ITENOS und Stiftung Hensoltshöhe analysierten zunächst den Bestand vor Ort. Man erkannte schnell, dass es unverhältnismäßig viel Aufwand wäre, alle Türen mit Strom zu versorgen, auch an den Brandschutztüren wollte man baulich keine Änderungen vornehmen. Also ersann man gemeinsam ein abgestuftes Konzept aus Online- und Offline-Lesern: Etwa ein Dutzend Außentüren des Mutterhauses wurden mit Online-Lesern versehen. Das bedeutet, dass bei jedem Zutritt die Tür auf dem zentralen Server abfragt, ob der Dongle zutrittsberechtigt ist. Änderungen an den Zutrittsberechtigungen sind hier binnen Sekunden wirksam, außerdem werden alle Zutritte dokumentiert.

Ein großer Vorteil der Lösung ist, dass die Online-Leser an diesen Türen den Dongle nicht nur lesen, sondern auch beschreiben. Sie vergeben bei jedem Kontakt auch die Berechtigungen für die Offline-Türen im Gebäudeinnern. Rudolf Haller: „Das zentrale Programmieren der Dongle kann entfallen, was eine große Erleichterung darstellt“.

Im Innenbereich kommen Offline-Leser zum Einsatz. Bei den Brandschutztüren hat man dazu einfach die alten Zylinder durch neue elektrische Zylinder ersetzt, der neue größere Knauf ist hier auch eine ergonomische Verbesserung – gerade bei diesen schweren Türen ein klarer Vorteil, sagt Haller. An gewöhnlichen Türen wurde der Türgriff durch ein elektronisches Pendant mit Dongle-Leser ersetzt, die Wände konnten hier unberührt bleiben. Und wo bereits Fluchtwegeterminals installiert waren, konnte man Unterputz-Leser einsetzen, die sich optisch harmonisch in das alte System einfügen. Haller: „Die gesamte Hardware der neuen Lösung ließ sich unauffällig in die bestehende Hardware integrieren.“

Im Diakonissen-Mutterhaus freut man sich über weitere Vorzüge der neuen Lösung: Wenn im alten System eine Batterie in einem Lesegerät leer war, ließ sich eine Tür nicht mehr öffnen. Heute bekommt der Dongle bei jedem Zutritt eine Information über den Ladezustand der Batterie. Ist er kritisch, erfolgt eine automatische Meldung an das System.

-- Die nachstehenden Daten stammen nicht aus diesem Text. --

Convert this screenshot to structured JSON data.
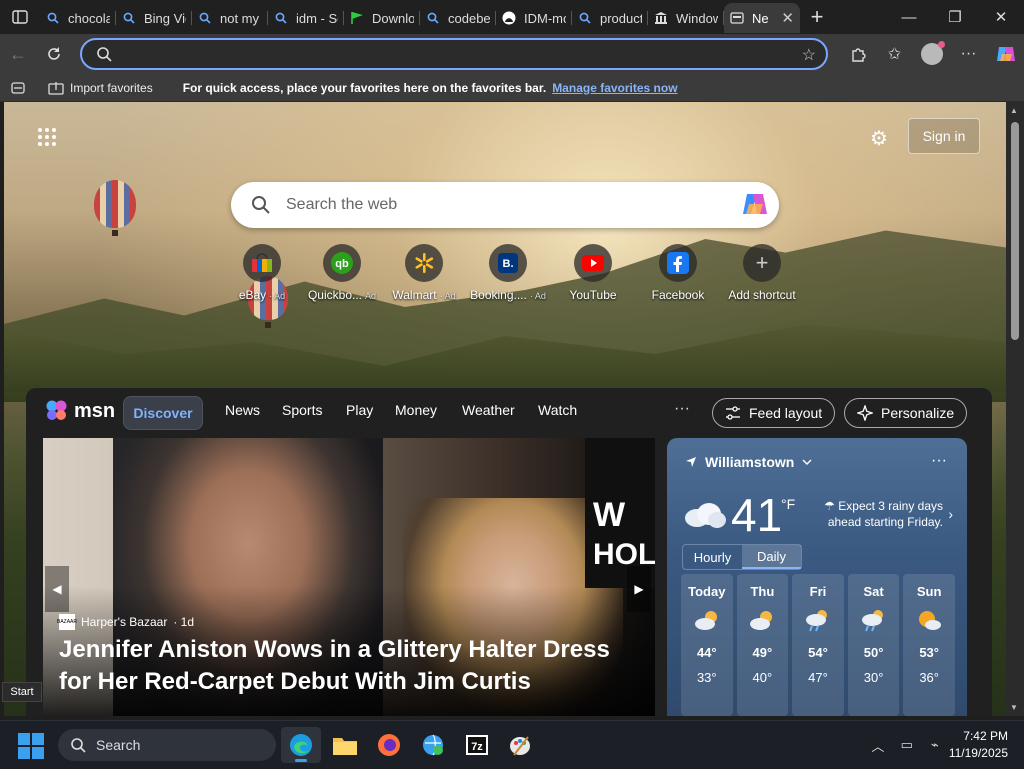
{
  "browser": {
    "tabs": [
      {
        "title": "chocolat",
        "icon": "search-icon"
      },
      {
        "title": "Bing Vid",
        "icon": "search-icon"
      },
      {
        "title": "not my t",
        "icon": "search-icon"
      },
      {
        "title": "idm - Se",
        "icon": "search-icon"
      },
      {
        "title": "Downlo",
        "icon": "flag-icon"
      },
      {
        "title": "codebe",
        "icon": "search-icon"
      },
      {
        "title": "IDM-mo",
        "icon": "github-icon"
      },
      {
        "title": "product",
        "icon": "search-icon"
      },
      {
        "title": "Window",
        "icon": "bank-icon"
      },
      {
        "title": "Ne",
        "icon": "newtab-icon",
        "active": true
      }
    ],
    "address_value": "",
    "favorites_bar": {
      "import_label": "Import favorites",
      "message": "For quick access, place your favorites here on the favorites bar.",
      "manage_link": "Manage favorites now"
    }
  },
  "newtab": {
    "sign_in": "Sign in",
    "search_placeholder": "Search the web",
    "shortcuts": [
      {
        "label": "eBay",
        "ad": "· Ad"
      },
      {
        "label": "Quickbo...",
        "ad": "Ad"
      },
      {
        "label": "Walmart",
        "ad": "· Ad"
      },
      {
        "label": "Booking....",
        "ad": "· Ad"
      },
      {
        "label": "YouTube",
        "ad": ""
      },
      {
        "label": "Facebook",
        "ad": ""
      },
      {
        "label": "Add shortcut",
        "ad": ""
      }
    ]
  },
  "feed": {
    "logo_text": "msn",
    "nav": [
      "Discover",
      "News",
      "Sports",
      "Play",
      "Money",
      "Weather",
      "Watch"
    ],
    "more": "···",
    "feed_layout": "Feed layout",
    "personalize": "Personalize",
    "hero": {
      "source": "Harper's Bazaar",
      "age": "· 1d",
      "source_logo_text": "BAZAAR",
      "headline": "Jennifer Aniston Wows in a Glittery Halter Dress for Her Red-Carpet Debut With Jim Curtis",
      "wall_text_1": "W",
      "wall_text_2": "HOL"
    }
  },
  "weather": {
    "location": "Williamstown",
    "temperature": "41",
    "unit": "°F",
    "note": "Expect 3 rainy days ahead starting Friday.",
    "modes": [
      "Hourly",
      "Daily"
    ],
    "days": [
      {
        "name": "Today",
        "hi": "44°",
        "lo": "33°",
        "icon": "partly-cloudy-icon"
      },
      {
        "name": "Thu",
        "hi": "49°",
        "lo": "40°",
        "icon": "partly-cloudy-icon"
      },
      {
        "name": "Fri",
        "hi": "54°",
        "lo": "47°",
        "icon": "rain-icon"
      },
      {
        "name": "Sat",
        "hi": "50°",
        "lo": "30°",
        "icon": "rain-icon"
      },
      {
        "name": "Sun",
        "hi": "53°",
        "lo": "36°",
        "icon": "sun-cloud-icon"
      }
    ]
  },
  "taskbar": {
    "search_label": "Search",
    "start_tooltip": "Start",
    "time": "7:42 PM",
    "date": "11/19/2025"
  }
}
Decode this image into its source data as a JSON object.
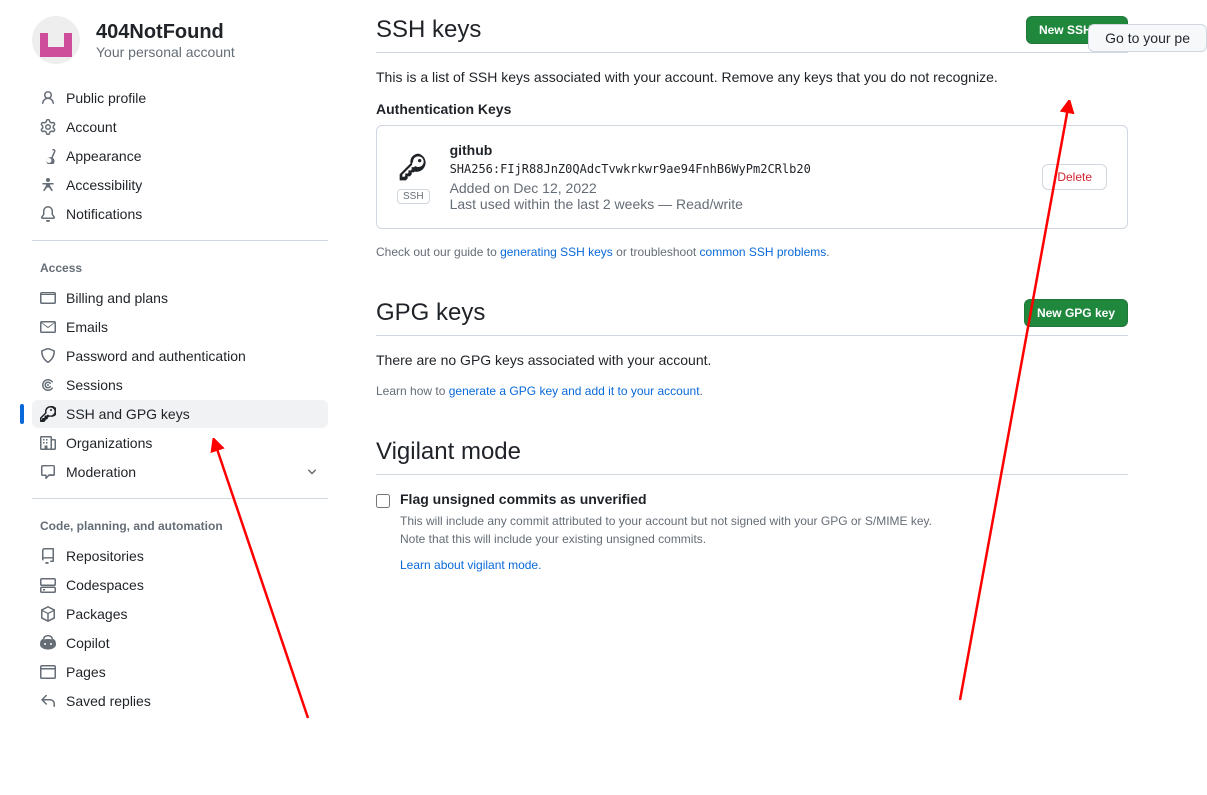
{
  "profile": {
    "username": "404NotFound",
    "subtitle": "Your personal account"
  },
  "top_button": "Go to your pe",
  "sidebar": {
    "groups": [
      {
        "heading": null,
        "items": [
          {
            "icon": "person",
            "label": "Public profile"
          },
          {
            "icon": "gear",
            "label": "Account"
          },
          {
            "icon": "brush",
            "label": "Appearance"
          },
          {
            "icon": "accessibility",
            "label": "Accessibility"
          },
          {
            "icon": "bell",
            "label": "Notifications"
          }
        ]
      },
      {
        "heading": "Access",
        "items": [
          {
            "icon": "credit-card",
            "label": "Billing and plans"
          },
          {
            "icon": "mail",
            "label": "Emails"
          },
          {
            "icon": "shield",
            "label": "Password and authentication"
          },
          {
            "icon": "broadcast",
            "label": "Sessions"
          },
          {
            "icon": "key",
            "label": "SSH and GPG keys",
            "active": true
          },
          {
            "icon": "org",
            "label": "Organizations"
          },
          {
            "icon": "comment",
            "label": "Moderation",
            "chevron": true
          }
        ]
      },
      {
        "heading": "Code, planning, and automation",
        "items": [
          {
            "icon": "repo",
            "label": "Repositories"
          },
          {
            "icon": "codespaces",
            "label": "Codespaces"
          },
          {
            "icon": "package",
            "label": "Packages"
          },
          {
            "icon": "copilot",
            "label": "Copilot"
          },
          {
            "icon": "browser",
            "label": "Pages"
          },
          {
            "icon": "reply",
            "label": "Saved replies"
          }
        ]
      }
    ]
  },
  "ssh": {
    "title": "SSH keys",
    "new_button": "New SSH key",
    "description": "This is a list of SSH keys associated with your account. Remove any keys that you do not recognize.",
    "auth_heading": "Authentication Keys",
    "key": {
      "name": "github",
      "hash": "SHA256:FIjR88JnZ0QAdcTvwkrkwr9ae94FnhB6WyPm2CRlb20",
      "added": "Added on Dec 12, 2022",
      "used": "Last used within the last 2 weeks — Read/write",
      "badge": "SSH",
      "delete": "Delete"
    },
    "guide_prefix": "Check out our guide to ",
    "guide_link": "generating SSH keys",
    "guide_mid": " or troubleshoot ",
    "guide_link2": "common SSH problems",
    "guide_suffix": "."
  },
  "gpg": {
    "title": "GPG keys",
    "new_button": "New GPG key",
    "description": "There are no GPG keys associated with your account.",
    "learn_prefix": "Learn how to ",
    "learn_link": "generate a GPG key and add it to your account",
    "learn_suffix": "."
  },
  "vigilant": {
    "title": "Vigilant mode",
    "checkbox_label": "Flag unsigned commits as unverified",
    "desc1": "This will include any commit attributed to your account but not signed with your GPG or S/MIME key.",
    "desc2": "Note that this will include your existing unsigned commits.",
    "learn_link": "Learn about vigilant mode."
  }
}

Die Berechtigungen auf einem Dongle verfallen nach einer einstellbaren Zeit. Sollte es also jemandem gelingen, ohne Online-Leser ins Haus zu kommen, stehen ihm die Offline-Türen nur innerhalb dieser Zeit offen. Haller: „Ein Zusatzplus an Sicherheit.“ Und auch, dass die Aufzüge nur jene Stockwerke ansteuern, die auf dem Dongle zugelassen sind, schätzt der Haustechnikleiter sehr. So bleibe etwa im Wohnbereich Privatsphäre gewahrt.

Geht ein Dongle verloren, kann ihn Haller schnell in der „übersichtlichen Software“ sperren. Wird er aber wiedergefunden, kann er ihn wieder entsperren, es muss also nicht jedes Mal ein neuer Dongle gekauft werden.

Rudolf Haller fühlte sich in dem dreimonatigen Projekt von ITENOS sehr gut betreut. Planung, Konzepterstellung und -umsetzung liefen reibungslos. Und auch nach dem Projektabschluss steht ihm ein dedizierter Ansprechpartner jederzeit für Rückfragen zur Verfügung. Besonders beruhigend findet er es auch, dass sich ITENOS online auf das System zuschalten und ihn bei Bedarf bei der Administration des Systems unterstützen kann.

Zufrieden sind übrigens auch die Nutzer der Lösung. Nach einer umfänglichen Übergangszeit mit zwei unterschiedlichen Zutrittslösungen sind die Schwestern des Mutterhauses heute im Umgang mit dem neuen Online-Offline-System vertraut. Gut möglich, so Rudolf Haller, dass auch weitere Häuser der Stiftung Hensoltshöhe ein Upgrade in Sachen Zutritt bekommen.